4.3. Purification of the Peptides from Foxtail Millet

SDS-PAGE analysis of all the millets used in the present investigation was performed to observe the proteins. Several bands were seen at 100.4, 66.2, 45.0, 35.0, 25.0, 18.4 and 14.4 kDa among all the minor millet genotypes. The minor millet lines showed vast variation in molecular weights and banding patterns for the polypeptides. Five major polypeptides, with estimated molecular weights of 66.2, 45.0, 35.0, 25.0 and 14.4 kDa, were identified (Figure 4).
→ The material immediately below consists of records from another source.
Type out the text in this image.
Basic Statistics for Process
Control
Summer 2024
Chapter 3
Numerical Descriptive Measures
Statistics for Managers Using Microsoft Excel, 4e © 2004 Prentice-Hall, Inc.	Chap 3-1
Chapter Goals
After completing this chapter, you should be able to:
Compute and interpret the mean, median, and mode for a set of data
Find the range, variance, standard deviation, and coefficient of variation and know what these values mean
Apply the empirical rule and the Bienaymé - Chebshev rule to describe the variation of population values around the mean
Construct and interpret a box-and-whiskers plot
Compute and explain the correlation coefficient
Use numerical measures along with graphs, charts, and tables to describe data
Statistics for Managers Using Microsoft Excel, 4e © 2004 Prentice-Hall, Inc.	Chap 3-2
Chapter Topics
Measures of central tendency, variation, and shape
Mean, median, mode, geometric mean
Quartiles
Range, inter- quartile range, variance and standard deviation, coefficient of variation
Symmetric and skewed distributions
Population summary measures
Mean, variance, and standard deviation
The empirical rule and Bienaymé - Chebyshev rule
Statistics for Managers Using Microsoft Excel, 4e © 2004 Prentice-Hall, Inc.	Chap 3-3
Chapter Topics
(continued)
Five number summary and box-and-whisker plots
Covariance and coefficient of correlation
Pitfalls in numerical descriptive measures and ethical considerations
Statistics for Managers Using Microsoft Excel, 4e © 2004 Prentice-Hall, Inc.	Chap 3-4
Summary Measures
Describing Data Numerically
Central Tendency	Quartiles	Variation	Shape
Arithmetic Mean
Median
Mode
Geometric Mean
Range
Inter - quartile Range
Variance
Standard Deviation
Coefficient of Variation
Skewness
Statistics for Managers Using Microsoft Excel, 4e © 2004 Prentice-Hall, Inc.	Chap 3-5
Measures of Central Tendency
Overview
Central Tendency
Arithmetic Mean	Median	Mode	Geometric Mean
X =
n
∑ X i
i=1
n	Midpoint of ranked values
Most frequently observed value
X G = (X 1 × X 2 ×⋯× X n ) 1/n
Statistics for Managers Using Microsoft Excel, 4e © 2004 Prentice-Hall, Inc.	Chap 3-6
The molecular weight determination for the proteins was performed by employing a very sensitive technique called MALDI-TOF, which has been used in previous studies [70]. The foxtail millet protein extract was mixed with distilled water and separated using the ultrafiltration membrane system. There was a streaking in the patterns of the proteins of the fractions and the protein concentrates among the genotypes. To determine the peptides responsible for the anticancer activity, the proteins were subjected to ultrafiltration. The 3 kDa fraction was found to have the greatest anticancer activity. The molecular mass of the peptide was observed to be 612.96 Da (Figure 5). Bioactive peptides with molecular masses lower than 6000 Da possess bioactive properties [71]. The results illustrate that the lower-molecular-weight peptides facilitate the interaction between the peptide and radical species, resulting lipid inhibitory activity. This study shows that short peptide chains have the potential to cross the cellular membrane, resulting in the peptide being active in the cell.

5. Conclusions

Minor millets are climate-resilient crops that can fulfill the need for food and fodder and act as strong nutritional supplements. Because of this, they are considered as nutri-cereals in modern era. Peptides from millet seeds are crucial functional ingredients in the food industry. For the creation of bioactive peptides with anti-diabetes and anti-proliferative properties, foxtail millet is a crucial protein source. For their potential use and implementation in the future, investigations into the in vivo effects of millets are required. The results of the current investigation are significant for consumers, business owners and researchers.